There are indications that this unusual oversight arrangement may not be working. In 2013, eight charter schools that were approved by the former orphanage opened, only to quickly fold, with “financial viability” listed as the official reason. The state lost $1.7 million in taxpayer dollars it had already given to the schools, and the state auditor is now scrutinizing St. Aloysius. The funds so far have not been recovered.

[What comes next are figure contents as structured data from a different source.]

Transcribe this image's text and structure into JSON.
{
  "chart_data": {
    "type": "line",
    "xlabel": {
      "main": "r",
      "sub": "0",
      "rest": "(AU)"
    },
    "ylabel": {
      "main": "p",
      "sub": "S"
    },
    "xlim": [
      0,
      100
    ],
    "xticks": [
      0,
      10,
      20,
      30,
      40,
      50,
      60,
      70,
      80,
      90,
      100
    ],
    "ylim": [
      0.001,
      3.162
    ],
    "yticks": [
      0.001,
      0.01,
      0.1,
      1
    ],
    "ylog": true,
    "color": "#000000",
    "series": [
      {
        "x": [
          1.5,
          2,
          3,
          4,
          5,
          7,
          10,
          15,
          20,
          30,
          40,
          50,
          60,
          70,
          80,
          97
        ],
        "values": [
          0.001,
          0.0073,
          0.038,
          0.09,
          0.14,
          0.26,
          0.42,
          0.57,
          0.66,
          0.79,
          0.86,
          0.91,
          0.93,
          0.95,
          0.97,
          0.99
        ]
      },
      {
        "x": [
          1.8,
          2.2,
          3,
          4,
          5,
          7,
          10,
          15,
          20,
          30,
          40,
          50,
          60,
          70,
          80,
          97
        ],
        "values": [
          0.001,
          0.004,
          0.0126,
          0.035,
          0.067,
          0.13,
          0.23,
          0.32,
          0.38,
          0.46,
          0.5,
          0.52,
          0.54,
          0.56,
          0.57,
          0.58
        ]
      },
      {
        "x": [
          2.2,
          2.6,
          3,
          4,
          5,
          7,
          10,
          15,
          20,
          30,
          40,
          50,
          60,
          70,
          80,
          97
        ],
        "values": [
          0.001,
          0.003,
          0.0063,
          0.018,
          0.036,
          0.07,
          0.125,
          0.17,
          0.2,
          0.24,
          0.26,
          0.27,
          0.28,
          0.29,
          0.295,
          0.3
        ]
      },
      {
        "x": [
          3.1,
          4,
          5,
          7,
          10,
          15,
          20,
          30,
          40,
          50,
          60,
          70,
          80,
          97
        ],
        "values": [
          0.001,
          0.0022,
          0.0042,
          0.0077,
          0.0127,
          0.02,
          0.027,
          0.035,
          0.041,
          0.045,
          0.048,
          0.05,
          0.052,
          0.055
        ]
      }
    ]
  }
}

Recognizing its problem with weak oversight, Ohio has begun to administer in-depth evaluations and assign ratings to charter school regulators, which officials hope will give them a way to identify and weed out bad ones. For a state with about 65 authorizers, though, evaluating all of them will take years. Officials say they expect to complete about 10 evaluations each year.
[end]
Just this one excerpt speaks strongly to the notion that charter schools (and the privatization of public schools that often accompany them) are a rising tide, all right, but not one that is characterized by friendly competition with “traditional public schools” and leading by innovation and doing more with less. It’s a tsunami of $tudent $ucce$$ that is both harmful and toxic to public education as well as deals deadly blows to elementary notions of morality and fair dealing and responsible behavior.
Getting past the weak expressions of discomfort and feeble attempts to deal with the above —see the last paragraph of the excerpt—it is clear, beyond any doubt, that adult self-interest at the expense of “the kids” is a feature, not a bug, of self-proclaimed “education reform.”